All the victims were alone, and killed as they were sleeping.
“It is such an extremely vulnerable population,” said Chris Caster, a case manager with the Anaheim Interfaith Shelter. “It is very sad. It is pathetic. It is easy to get access to these people. You just walk up to them.”
So far, the biggest clue is a white four-door Toyota Corolla that was seen parked in a parking lot near McGillivray just prior to his murder. However, police are not certain if the car belongs to the killer.
“We don’t know if a vehicle is involved in the homicides,” said Anaheim Police Sgt. Bob Dunn. It is also unclear if the killer has a vendetta against the homeless or if he is homeless himself and befriended the victims before their deaths.
This week, the local law-enforcement agencies announced they had formed a task force joined by the Orange County Sheriff's Department and the FBI to look into the slayings.

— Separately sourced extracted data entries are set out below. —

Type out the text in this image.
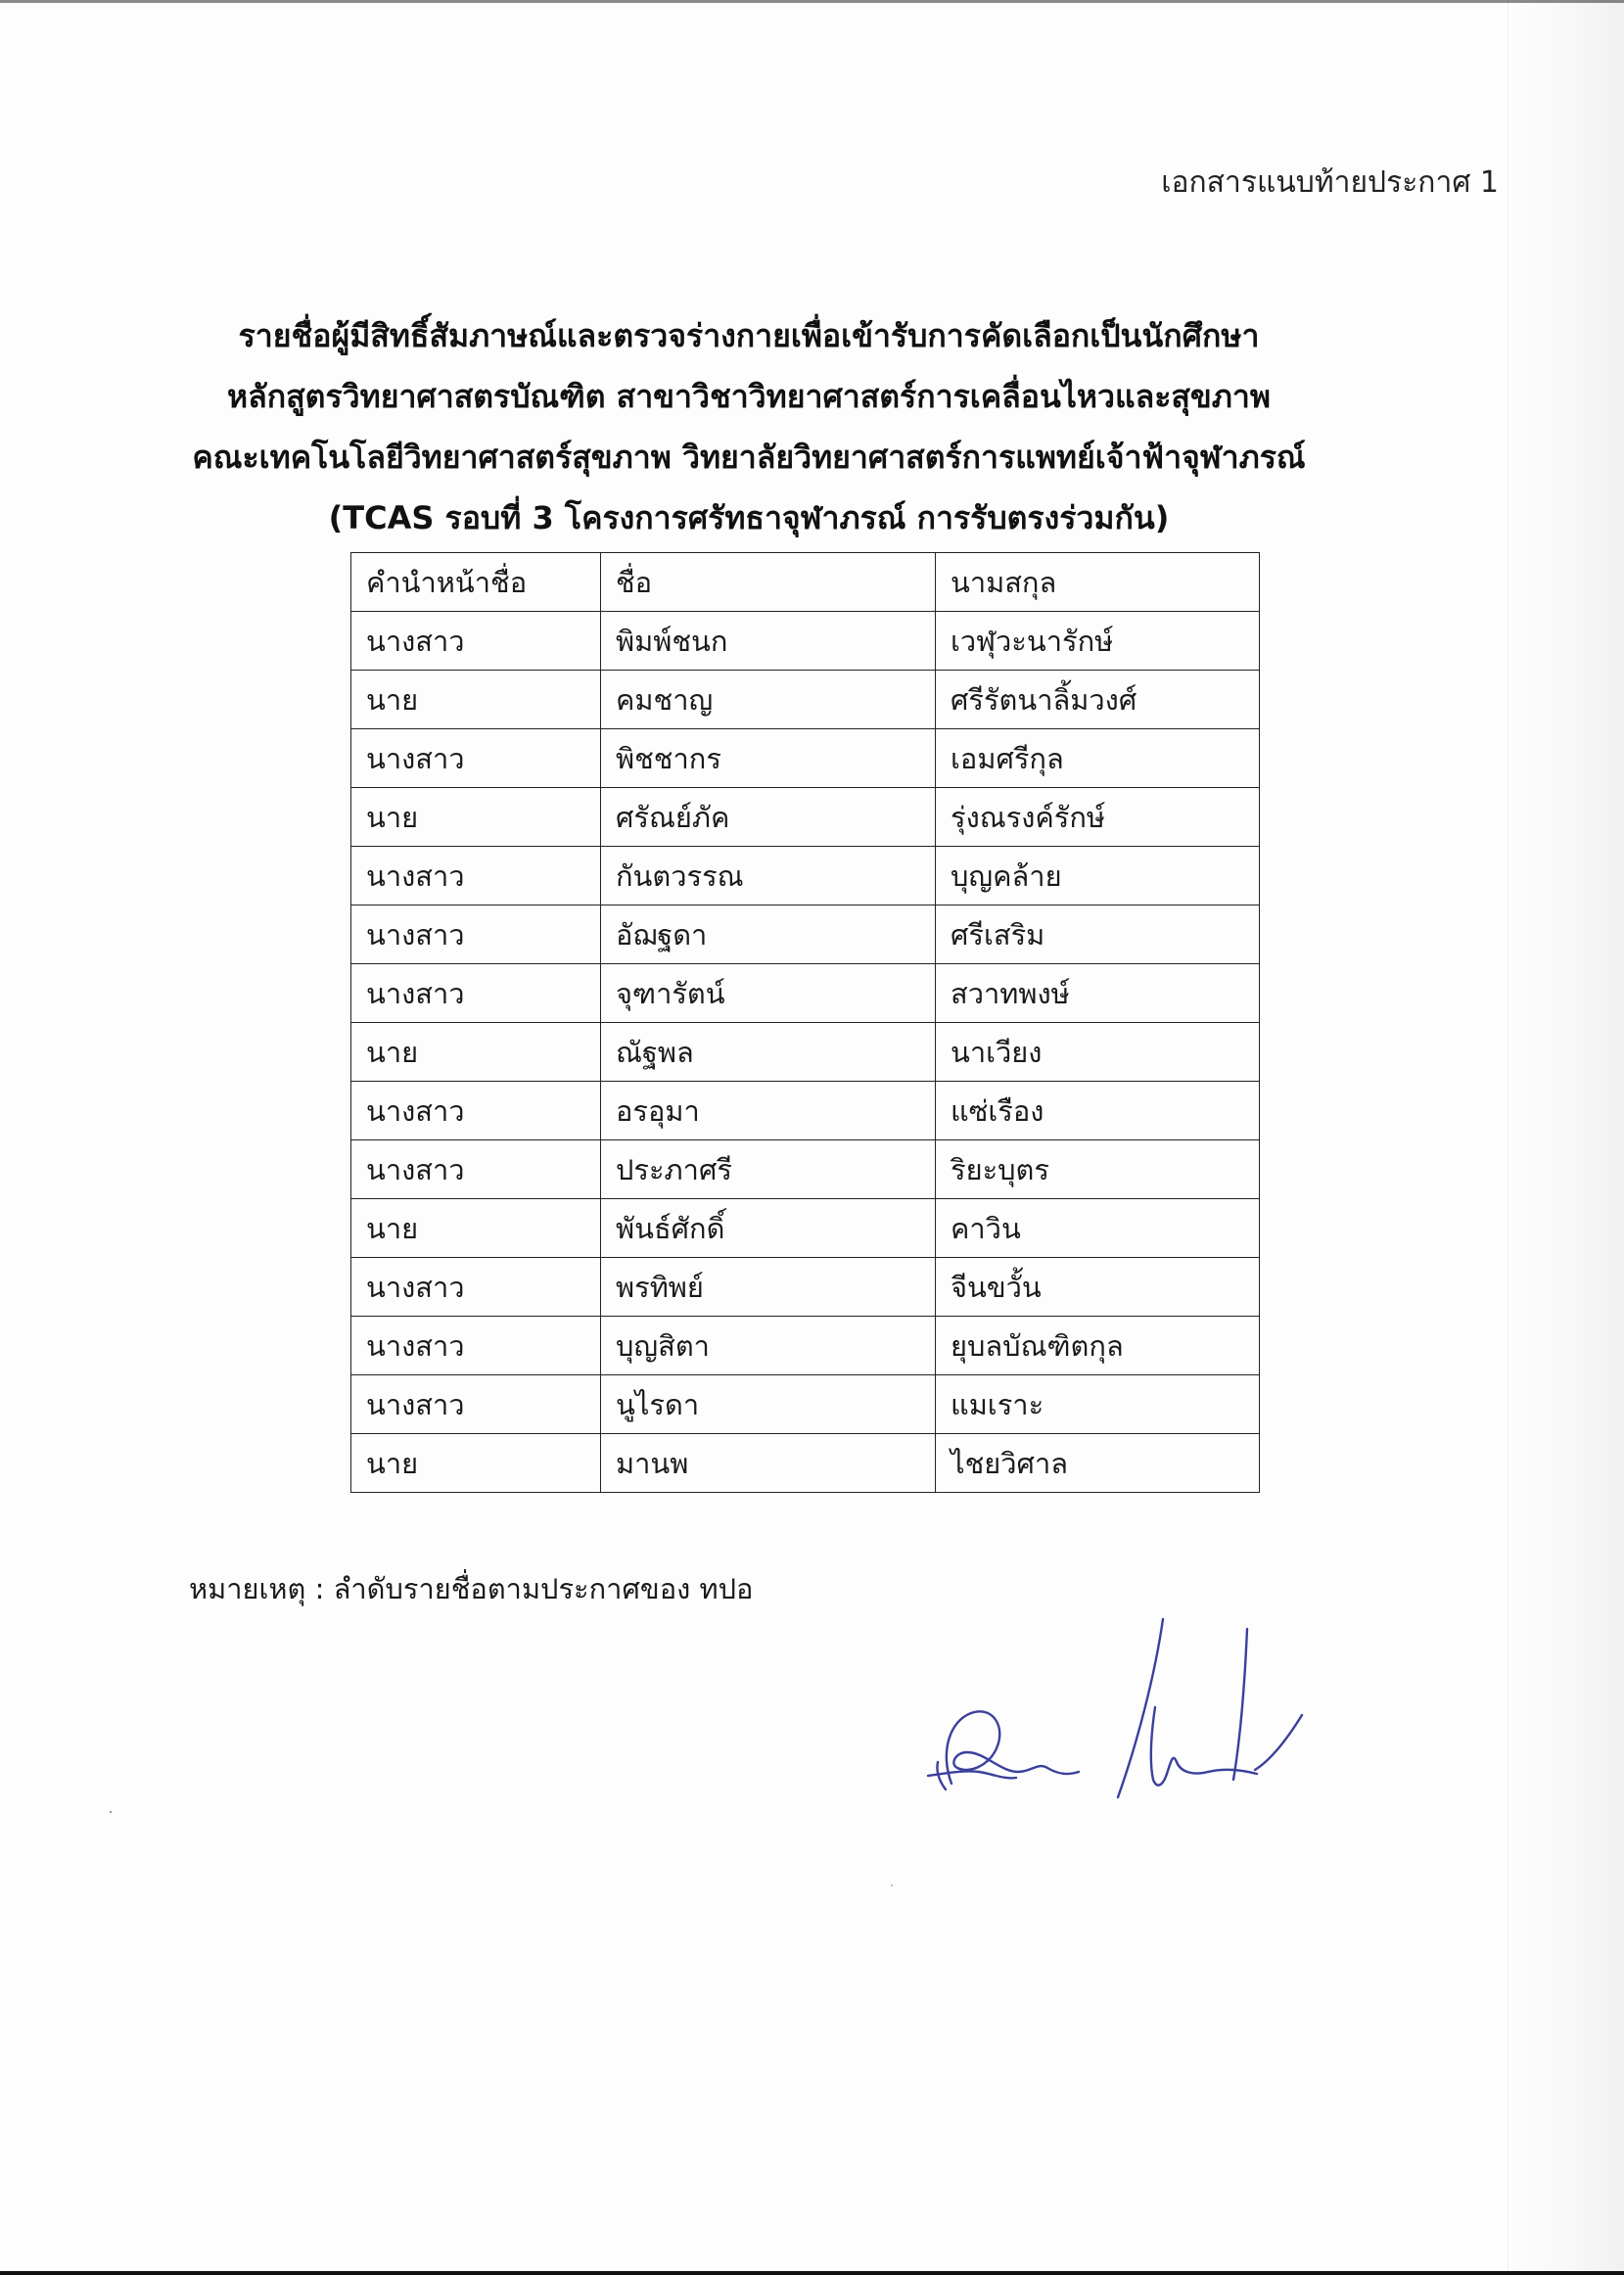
เอกสารแนบท้ายประกาศ 1
รายชื่อผู้มีสิทธิ์สัมภาษณ์และตรวจร่างกายเพื่อเข้ารับการคัดเลือกเป็นนักศึกษา
หลักสูตรวิทยาศาสตรบัณฑิต สาขาวิชาวิทยาศาสตร์การเคลื่อนไหวและสุขภาพ
คณะเทคโนโลยีวิทยาศาสตร์สุขภาพ วิทยาลัยวิทยาศาสตร์การแพทย์เจ้าฟ้าจุฬาภรณ์
(TCAS รอบที่ 3 โครงการศรัทธาจุฬาภรณ์ การรับตรงร่วมกัน)
คำนำหน้าชื่อ	ชื่อ	นามสกุล
นางสาว	พิมพ์ชนก	เวฬุวะนารักษ์
นาย	คมชาญ	ศรีรัตนาลิ้มวงศ์
นางสาว	พิชชากร	เอมศรีกุล
นาย	ศรัณย์ภัค	รุ่งณรงค์รักษ์
นางสาว	กันตวรรณ	บุญคล้าย
นางสาว	อัฌฐดา	ศรีเสริม
นางสาว	จุฑารัตน์	สวาทพงษ์
นาย	ณัฐพล	นาเวียง
นางสาว	อรอุมา	แซ่เรือง
นางสาว	ประภาศรี	ริยะบุตร
นาย	พันธ์ศักดิ์	คาวิน
นางสาว	พรทิพย์	จีนขวั้น
นางสาว	บุญสิตา	ยุบลบัณฑิตกุล
นางสาว	นูไรดา	แมเราะ
นาย	มานพ	ไชยวิศาล
หมายเหตุ : ลำดับรายชื่อตามประกาศของ ทปอ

This is not the first time a serial killer has stalked the homeless of Southern California. In the 1960s and 1970s, “Skid Row Slasher” Vaughn Greenwood terrorized the homeless communities in downtown Los Angeles and Hollywood. He earned his nickname because he cut his victims’ throats from ear to ear with a hatchet. Greenwood would occasionally drink his victims’ blood and leave the bloody cups behind at the scene. He was arrested in 1975 shortly after he broke into actor Burt Reynolds’s neighbors' home in the Hollywood Hills. His grisly tally reached 11.
"Skid Row Stabber" Bobby Joe Maxwell was accused of killing 10 homeless men during a yearlong rampage beginning in 1978 in Los Angeles. Maxwell, an alleged Satanist, was arrested while standing over a homeless man, clutching a 10-inch dagger. During the killings, police discovered a message painted on a downtown bus station wall that read: "I'm Luther. I kill winos to put them out of their misery." The message was attributed to Maxwell.

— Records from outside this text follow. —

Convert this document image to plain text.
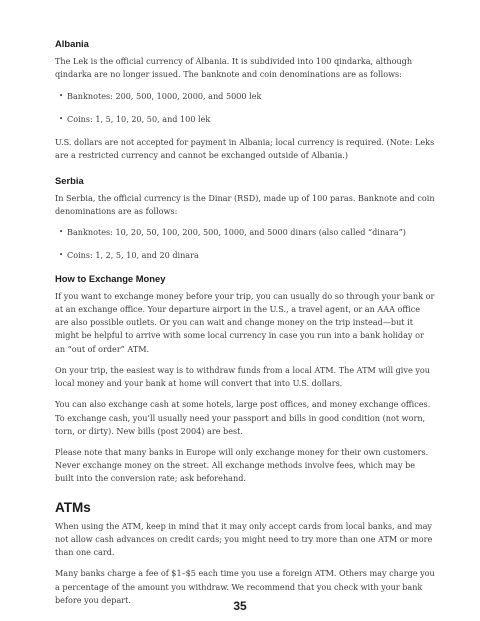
Albania

The Lek is the official currency of Albania. It is subdivided into 100 qindarka, although qindarka are no longer issued. The banknote and coin denominations are as follows:

• Banknotes: 200, 500, 1000, 2000, and 5000 lek
• Coins: 1, 5, 10, 20, 50, and 100 lek

U.S. dollars are not accepted for payment in Albania; local currency is required. (Note: Leks are a restricted currency and cannot be exchanged outside of Albania.)

Serbia

In Serbia, the official currency is the Dinar (RSD), made up of 100 paras. Banknote and coin denominations are as follows:

• Banknotes: 10, 20, 50, 100, 200, 500, 1000, and 5000 dinars (also called “dinara”)
• Coins: 1, 2, 5, 10, and 20 dinara
How to Exchange Money

If you want to exchange money before your trip, you can usually do so through your bank or at an exchange office. Your departure airport in the U.S., a travel agent, or an AAA office are also possible outlets. Or you can wait and change money on the trip instead—but it might be helpful to arrive with some local currency in case you run into a bank holiday or an “out of order” ATM.

On your trip, the easiest way is to withdraw funds from a local ATM. The ATM will give you local money and your bank at home will convert that into U.S. dollars.

You can also exchange cash at some hotels, large post offices, and money exchange offices. To exchange cash, you’ll usually need your passport and bills in good condition (not worn, torn, or dirty). New bills (post 2004) are best.

Please note that many banks in Europe will only exchange money for their own customers. Never exchange money on the street. All exchange methods involve fees, which may be built into the conversion rate; ask beforehand.

ATMs

When using the ATM, keep in mind that it may only accept cards from local banks, and may not allow cash advances on credit cards; you might need to try more than one ATM or more than one card.

Many banks charge a fee of $1–$5 each time you use a foreign ATM. Others may charge you a percentage of the amount you withdraw. We recommend that you check with your bank before you depart.	35
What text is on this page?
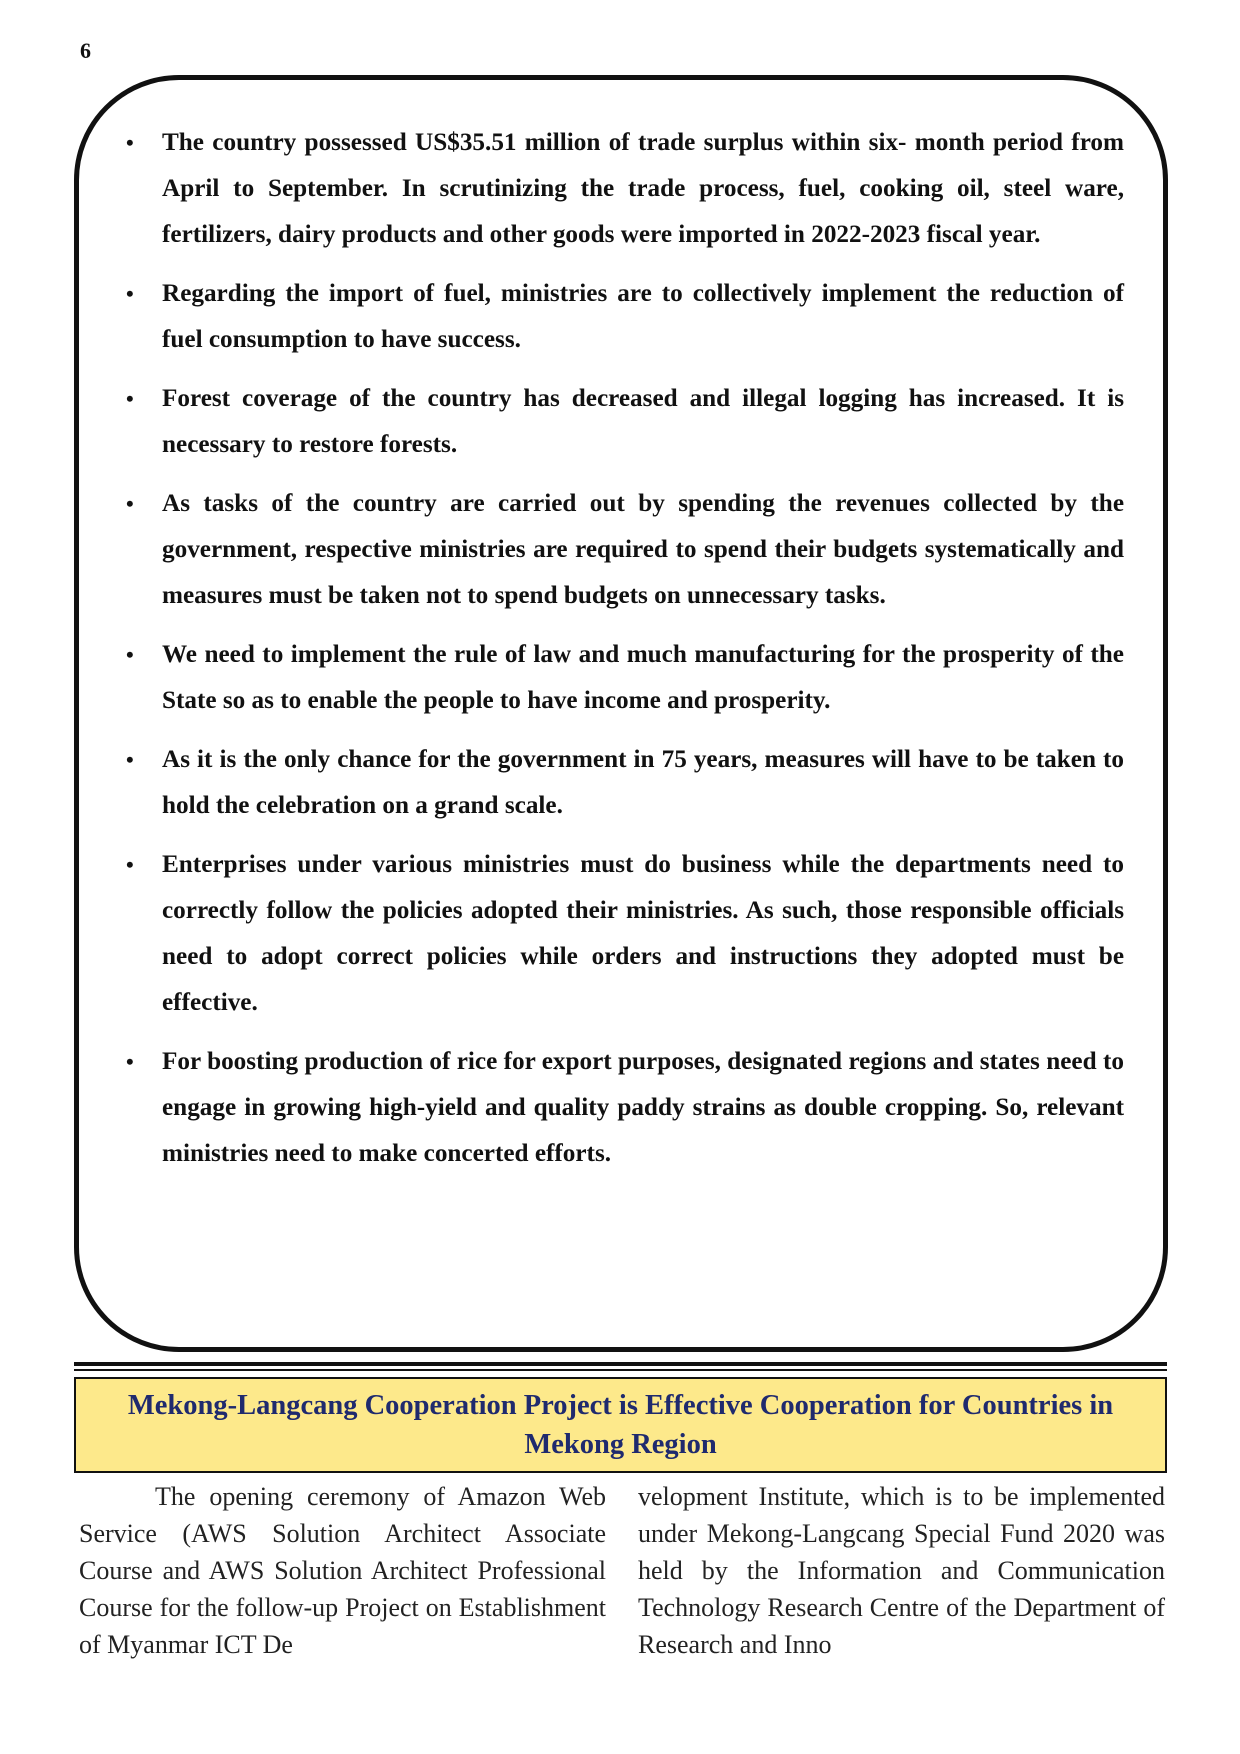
6
• The country possessed US$35.51 million of trade surplus within six- month period from April to September. In scrutinizing the trade process, fuel, cooking oil, steel ware, fertilizers, dairy products and other goods were imported in 2022-2023 fiscal year.
• Regarding the import of fuel, ministries are to collectively implement the reduction of fuel consumption to have success.
• Forest coverage of the country has decreased and illegal logging has increased. It is necessary to restore forests.
• As tasks of the country are carried out by spending the revenues collected by the government, respective ministries are required to spend their budgets systematically and measures must be taken not to spend budgets on unnecessary tasks.
• We need to implement the rule of law and much manufacturing for the prosperity of the State so as to enable the people to have income and prosperity.
• As it is the only chance for the government in 75 years, measures will have to be taken to hold the celebration on a grand scale.
• Enterprises under various ministries must do business while the departments need to correctly follow the policies adopted their ministries. As such, those responsible officials need to adopt correct policies while orders and instructions they adopted must be effective.
• For boosting production of rice for export purposes, designated regions and states need to engage in growing high-yield and quality paddy strains as double cropping. So, relevant ministries need to make concerted efforts.
Mekong-Langcang Cooperation Project is Effective Cooperation for Countries in Mekong Region

The opening ceremony of Amazon Web Service (AWS Solution Architect Associate Course and AWS Solution Architect Professional Course for the follow-up Project on Establishment of Myanmar ICT De

velopment Institute, which is to be implemented under Mekong-Langcang Special Fund 2020 was held by the Information and Communication Technology Research Centre of the Department of Research and Inno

Maxwell was convicted in 1984 in the deaths of two homeless men, but the Ninth U.S. Circuit Court of Appeals in San Francisco overturned his murder conviction in December 2010 because his conviction, it wrote, was based on a jailhouse informant's lies.
“The homeless are easy targets,” said Los Angeles Police Department cold-case detective Cliff Shepard, who has worked on numerous serial-killer cases. “Many of the victims are alcoholics, so when they are attacked they are easily overpowered.”
So far, the motivation behind the slayings is unknown. “We haven’t made any determination of what the motive is at this time,” said Dunn. “We are very concerned he will strike again.”